On West Virginia receiver Tavon Austin, who ran a 4.34 40-yard dash and could be a fit in the slot for the Pats :
“You’ve heard me say a thousand times probably: Fast guys run fast, and it’s not a story. So I expected him to run fast. But what it does for him is that worst-case to me, he’s a second-round pick. Worst case. If you buy into him as a route runner and toughness, and if you can get him enough touches every game for him, he might be a first-round pick.
“The NFL has evolved into more and more of a college look — spread the field, get the football in the playmakers’ hands, and that’s what he is. He’s a playmaker, he’s a mismatch. I can only imagine being a nickel [back] or a safety and having to line up across from him in a slot knowing he runs a 4.35, knowing how quick he is. He’s really a difficult matchup and that’s what this league is. So I think all that time does is just endorses exactly what we thought of him on tape.’

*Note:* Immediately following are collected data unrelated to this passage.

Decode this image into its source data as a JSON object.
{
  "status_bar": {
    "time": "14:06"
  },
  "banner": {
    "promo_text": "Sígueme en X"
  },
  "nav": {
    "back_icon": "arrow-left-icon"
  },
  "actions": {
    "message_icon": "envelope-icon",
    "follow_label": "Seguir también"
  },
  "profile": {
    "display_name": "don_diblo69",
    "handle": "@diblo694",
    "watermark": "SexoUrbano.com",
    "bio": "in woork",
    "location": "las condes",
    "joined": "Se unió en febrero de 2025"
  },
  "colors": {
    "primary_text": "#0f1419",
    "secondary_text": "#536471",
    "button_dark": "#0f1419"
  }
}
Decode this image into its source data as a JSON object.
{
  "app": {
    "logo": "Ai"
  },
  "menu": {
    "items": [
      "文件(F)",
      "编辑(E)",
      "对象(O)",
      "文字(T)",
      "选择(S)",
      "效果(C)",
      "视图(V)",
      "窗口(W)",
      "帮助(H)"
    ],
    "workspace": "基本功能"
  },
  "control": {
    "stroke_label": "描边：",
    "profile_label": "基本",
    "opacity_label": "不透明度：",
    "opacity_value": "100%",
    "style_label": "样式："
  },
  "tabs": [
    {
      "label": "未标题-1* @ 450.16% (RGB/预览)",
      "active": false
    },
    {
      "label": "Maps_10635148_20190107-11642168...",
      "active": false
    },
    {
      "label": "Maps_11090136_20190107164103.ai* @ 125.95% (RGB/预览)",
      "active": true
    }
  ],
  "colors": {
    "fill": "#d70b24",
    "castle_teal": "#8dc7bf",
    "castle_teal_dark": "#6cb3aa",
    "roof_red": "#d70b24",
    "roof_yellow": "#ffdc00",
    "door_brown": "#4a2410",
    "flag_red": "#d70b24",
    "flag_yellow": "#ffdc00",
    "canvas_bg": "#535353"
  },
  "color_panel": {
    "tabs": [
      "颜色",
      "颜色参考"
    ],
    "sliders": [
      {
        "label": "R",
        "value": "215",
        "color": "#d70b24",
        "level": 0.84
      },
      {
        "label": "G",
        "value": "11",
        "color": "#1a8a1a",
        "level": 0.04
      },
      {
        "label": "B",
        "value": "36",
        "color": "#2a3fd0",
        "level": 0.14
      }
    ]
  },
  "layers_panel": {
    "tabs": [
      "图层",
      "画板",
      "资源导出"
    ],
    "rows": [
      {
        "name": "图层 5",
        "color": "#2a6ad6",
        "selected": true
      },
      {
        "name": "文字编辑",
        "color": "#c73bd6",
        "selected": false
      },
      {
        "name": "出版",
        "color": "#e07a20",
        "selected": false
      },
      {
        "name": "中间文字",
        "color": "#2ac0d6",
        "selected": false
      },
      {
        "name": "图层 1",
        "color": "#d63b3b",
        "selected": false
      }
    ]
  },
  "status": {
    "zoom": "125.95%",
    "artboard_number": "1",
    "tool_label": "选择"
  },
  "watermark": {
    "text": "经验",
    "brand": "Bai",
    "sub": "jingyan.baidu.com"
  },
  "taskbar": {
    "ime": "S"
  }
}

On fellow West Virginia receiver Stedman Bailey, who had 25 touchdowns last year but doesn’t measure off the charts at 5-foot-10 with a 4.50 40 time:
‘Stedman Bailey is really a good football player. There are questions about his size. How fast is he? He’s probably a 4.5 or whatever he is. What I see is an instinctive, smart receiver that catches [the ball]; he’s a natural hands-catcher, and because [Tavon] Austin and Geno Smith get all of the attention, he kind of fell into the background. But if you watch him in the red zone on tape and his understanding and knowledge of route running and defenses, he’s one of the more smarter and instinctive receivers in this draft. I’d be surprised if he gets out of the third round.’
On receiver Da’Rick Rogers, who transferred from Tennessee to Tennessee Tech after failing three drug tests in three years and also having coachability issues.
‘He’s a gifted guy. I don’t think he ran as fast as he had hoped to today. You put his tape on against Oregon at Tennessee Tech, and you go, ‘Wow.’ He caught four or five balls early against a team way better than them and they double-teamed him the rest of the way. He has some drops on tape, he’s a gifted kid. The more important thing is how do you figure the kid out? He’s had some significant off the field question marks and that’s going to hurt his value.’
On former LSU cornerback Tyrann Mathieu:
‘I like him. He’s a better football player than he is an athlete. He’s short and he’s probably speed-deficient, which is not a good combination. But what I think he is is a hell of a football player. He’s a slot defender, a nickel-type guy with return skills. How he handles not the public meetings because I would expect him to say all of the right things, but how he handles things
privately with all of the teams and whether they buy into him or not are the most important issues.’
On BYU defensive end Ziggy Ansah, whose stock has risen over the last season despite him only playing less than three seasons in his life:
“This is an interesting defensive end/outside linebacker class because a lot of them you are betting on the upside, and Ansah is certainly one of them. Minimal amount of football, average practice week at the Senior Bowl  which is important to me; he was only average and then he dominated the game. There are a lot of questions about the guy, but you can’t question his movement skills, his size and his motor. When people try to compare him to [Jason Pierre-Paul ], I would take a step back. Even though he was raw, he was further along. Ziggy Ansah has that kind of ability but he’s even more raw than JPP.”
On Oklahoma offensive tackle Lane Johnson, whose size, athleticism and past as a tight end has drawn comparisons between him and Nate Solder :
‘I like him better than Solder [in the pre-draft process] at this point, and Solder was a heck of a prospect.’